Green Fabrication of (6,5)Carbon Nanotube/Protein Transistor Endowed with Specific Recognition

A general single-step approach is introduced for the green fabrication of hybrid biosensors from water dispersion. The resulting device integrates the semiconducting properties of a carbon nanotube (CNT) and the functionality of a protein. In the initial aqueous phase, the protein (viz., lysozyme [LZ]) disperses the (6,5)CNT. Drop-casting of the dispersion on a test pattern (a silicon wafer with interdigitated Au source and drain electrodes) yields a fully operating, robust, electrolyte-gated transistor (EGT) in one step.
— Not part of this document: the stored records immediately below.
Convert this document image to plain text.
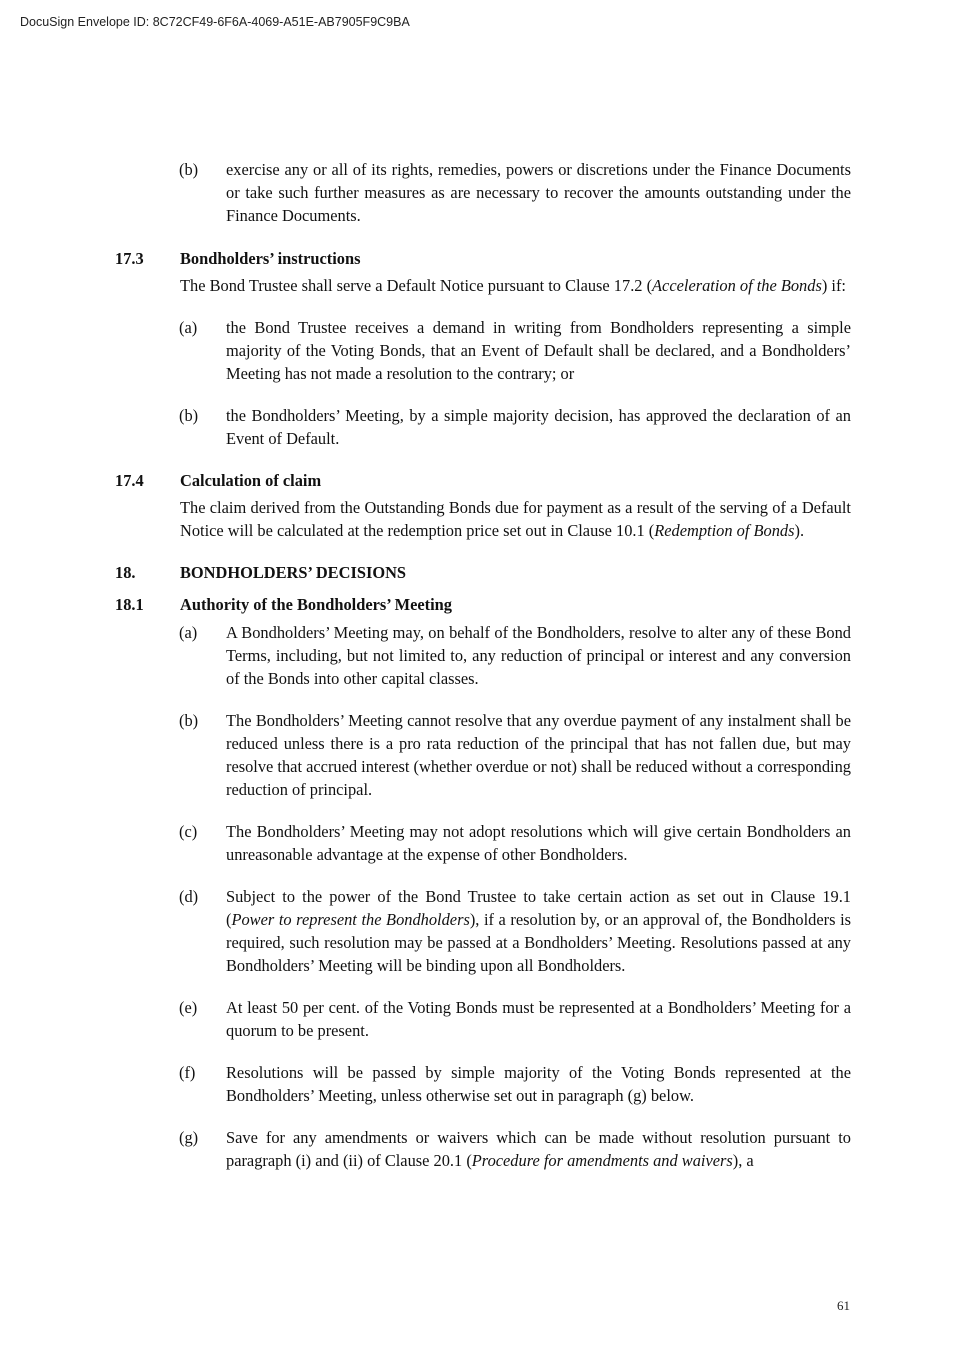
DocuSign Envelope ID: 8C72CF49-6F6A-4069-A51E-AB7905F9C9BA
(b) exercise any or all of its rights, remedies, powers or discretions under the Finance Documents or take such further measures as are necessary to recover the amounts outstanding under the Finance Documents.
17.3 Bondholders’ instructions
The Bond Trustee shall serve a Default Notice pursuant to Clause 17.2 (Acceleration of the Bonds) if:
(a) the Bond Trustee receives a demand in writing from Bondholders representing a simple majority of the Voting Bonds, that an Event of Default shall be declared, and a Bondholders’ Meeting has not made a resolution to the contrary; or
(b) the Bondholders’ Meeting, by a simple majority decision, has approved the declaration of an Event of Default.
17.4 Calculation of claim
The claim derived from the Outstanding Bonds due for payment as a result of the serving of a Default Notice will be calculated at the redemption price set out in Clause 10.1 (Redemption of Bonds).
18.	BONDHOLDERS’ DECISIONS
18.1 Authority of the Bondholders’ Meeting
(a) A Bondholders’ Meeting may, on behalf of the Bondholders, resolve to alter any of these Bond Terms, including, but not limited to, any reduction of principal or interest and any conversion of the Bonds into other capital classes.
(b) The Bondholders’ Meeting cannot resolve that any overdue payment of any instalment shall be reduced unless there is a pro rata reduction of the principal that has not fallen due, but may resolve that accrued interest (whether overdue or not) shall be reduced without a corresponding reduction of principal.
(c) The Bondholders’ Meeting may not adopt resolutions which will give certain Bondholders an unreasonable advantage at the expense of other Bondholders.
(d) Subject to the power of the Bond Trustee to take certain action as set out in Clause 19.1 (Power to represent the Bondholders), if a resolution by, or an approval of, the Bondholders is required, such resolution may be passed at a Bondholders’ Meeting. Resolutions passed at any Bondholders’ Meeting will be binding upon all Bondholders.
(e) At least 50 per cent. of the Voting Bonds must be represented at a Bondholders’ Meeting for a quorum to be present.
(f) Resolutions will be passed by simple majority of the Voting Bonds represented at the Bondholders’ Meeting, unless otherwise set out in paragraph (g) below.
(g) Save for any amendments or waivers which can be made without resolution pursuant to paragraph (i) and (ii) of Clause 20.1 (Procedure for amendments and waivers), a
61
The EGT response to biorecognition is then assessed using the LZ inhibitor N-acetyl glucosamine trisaccharide. Analysis of the output signal allows one to extract a protein-substrate binding constant in line with values reported for the free (without CNT) system. The methodology is robust, easy to optimize, redirectable toward different targets and sets the grounds for a new class of CNT-protein biosensors that overcome many limitations of the technology of fabrication of CNT biosensors.

Automated summary

A general single-step approach has been introduced for the green fabrication of hybrid biosensors from water dispersion, successfully integrating the semiconducting properties of a carbon nanotube (CNT) and the functionality of a protein. This methodology allows for the assessment of EGT response to biorecognition and extraction of protein-substrate binding constant, showing promise for a new class of CNT-protein biosensors.